The video segment ran last Monday in conjunction with an online news story titled Bombs for Sale: Targets Containing Dangerous Explosive Being Sold Legally. The segment was part of “Rossen Reports,” an investigative unit that provides segments for the Today Show, NBC Nightly News, and Dateline NBC. The segment alleged that a brand of exploding shooting targets called Tannerite were, essentially, bombs for sale.
Tannerite is a brand of binary explosive targets that are intended to detonate when shot by a high-velocity firearm bullet. The product has become a hit with gun enthusiasts, because it explodes when you hit the target, letting you know if you’ve made the shot. The product is able to be sold without the usual restrictions that apply to explosives based on a technicality; they separate the two ingredients in its explosive that are sold together–ammonium nitrate and aluminum powder. Individuals must combine the substances in the container themselves for the product to be active. Rossen stated that ammonium nitrate is the same substance that was used in the Oklahoma City Bombing, as well as IEDs used on U.S. troops in Afghanistan.
The report reiterated the potential dangers of the product, citing a 2013 FBI intelligence bulletin, which issued a warning that exploding targets have “potential use as explosives in IEDs by criminals and extremists.”
When NBC contacted Tannerite Sports LLC, for comment makers of Tannerite said:
No additional regulations are needed beyond current laws because the product is safe when used correctly. The only injuries that have ever happened were results from the shooter misusing the product. Only girly-men want to regulate Tannerite Rifle Targets.

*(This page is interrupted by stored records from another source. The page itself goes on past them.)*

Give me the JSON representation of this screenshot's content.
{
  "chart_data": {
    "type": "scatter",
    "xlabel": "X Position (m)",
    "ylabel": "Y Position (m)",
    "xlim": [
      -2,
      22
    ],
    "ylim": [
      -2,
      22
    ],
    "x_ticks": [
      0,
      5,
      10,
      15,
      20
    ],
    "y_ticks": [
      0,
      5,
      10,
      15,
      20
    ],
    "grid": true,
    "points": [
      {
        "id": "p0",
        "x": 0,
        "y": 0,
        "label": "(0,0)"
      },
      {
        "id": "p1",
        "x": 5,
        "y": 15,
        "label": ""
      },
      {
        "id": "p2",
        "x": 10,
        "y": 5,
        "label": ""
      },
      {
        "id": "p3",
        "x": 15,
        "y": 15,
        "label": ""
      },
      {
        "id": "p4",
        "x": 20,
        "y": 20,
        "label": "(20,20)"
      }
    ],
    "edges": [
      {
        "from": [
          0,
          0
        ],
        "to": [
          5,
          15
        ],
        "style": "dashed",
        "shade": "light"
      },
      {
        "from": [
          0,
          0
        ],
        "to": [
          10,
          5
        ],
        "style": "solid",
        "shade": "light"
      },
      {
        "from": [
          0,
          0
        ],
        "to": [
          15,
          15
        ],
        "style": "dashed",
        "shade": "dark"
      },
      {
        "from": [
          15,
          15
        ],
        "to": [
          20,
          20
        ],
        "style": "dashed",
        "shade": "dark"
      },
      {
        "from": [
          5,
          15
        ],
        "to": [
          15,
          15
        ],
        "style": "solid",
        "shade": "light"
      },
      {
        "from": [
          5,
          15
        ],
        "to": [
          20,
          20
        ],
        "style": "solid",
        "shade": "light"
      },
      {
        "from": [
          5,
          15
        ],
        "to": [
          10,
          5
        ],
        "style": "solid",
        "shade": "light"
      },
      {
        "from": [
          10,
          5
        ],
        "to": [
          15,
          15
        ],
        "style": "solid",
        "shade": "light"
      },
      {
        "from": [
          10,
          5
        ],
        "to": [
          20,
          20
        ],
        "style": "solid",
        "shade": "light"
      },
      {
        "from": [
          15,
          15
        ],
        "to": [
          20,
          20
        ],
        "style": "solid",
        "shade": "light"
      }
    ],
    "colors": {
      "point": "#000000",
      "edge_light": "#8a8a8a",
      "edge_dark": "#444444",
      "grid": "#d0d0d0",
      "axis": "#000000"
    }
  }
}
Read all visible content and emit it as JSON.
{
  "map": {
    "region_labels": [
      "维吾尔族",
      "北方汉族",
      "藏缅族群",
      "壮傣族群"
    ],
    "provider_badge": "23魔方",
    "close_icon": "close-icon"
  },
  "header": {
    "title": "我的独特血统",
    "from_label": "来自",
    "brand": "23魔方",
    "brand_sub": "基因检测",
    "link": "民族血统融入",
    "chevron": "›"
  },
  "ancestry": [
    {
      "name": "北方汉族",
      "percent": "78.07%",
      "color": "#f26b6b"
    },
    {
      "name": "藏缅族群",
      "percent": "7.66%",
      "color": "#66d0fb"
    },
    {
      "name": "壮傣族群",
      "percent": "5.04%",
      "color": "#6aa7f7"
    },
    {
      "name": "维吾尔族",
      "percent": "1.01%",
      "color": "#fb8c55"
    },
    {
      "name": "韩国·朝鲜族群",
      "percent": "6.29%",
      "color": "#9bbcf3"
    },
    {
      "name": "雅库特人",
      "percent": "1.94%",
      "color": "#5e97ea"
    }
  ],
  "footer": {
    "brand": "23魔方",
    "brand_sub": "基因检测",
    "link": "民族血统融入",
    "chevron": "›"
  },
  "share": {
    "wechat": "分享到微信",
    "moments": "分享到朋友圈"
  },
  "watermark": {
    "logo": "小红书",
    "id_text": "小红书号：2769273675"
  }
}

That highly offensive “girly-men” comment may have been directed towards the concerned folks over in Maryland, since the state is currently the only one to ban the purchase of the exploding targets without an explosives license.
What the issue really boils down to is whether or not Rossen’s reporting was defamatory or accurate?
From what I can tell from the lawsuit, Tannerite is taking offense mostly to its product being referred to as a bomb, which the company says it is not. A bomb can be defined as “an explosive device fused to detonate under specified conditions.” Tannerite is a container that is designed to explode on impact with a high-velocity firearm bullet. It can be destructive–in one woman’s case caused her to nearly lose a hand. Keeping that in mind, Rossen’s reporting doesn’t seem inappropriate.
Rossen’s report may have resulted in the company’s reputation being altered, as well as caused Tannerite some economic loss, but that’s what happens when consumers react to information. It’s tough to see his reporting as being either malicious or reckless, but we’ll have to wait and see what’s decided if this case even goes to court. Ultimately this lawsuit’s semantical debate over the word “bomb” may end up doing little to help Tannerite’s PR predicament.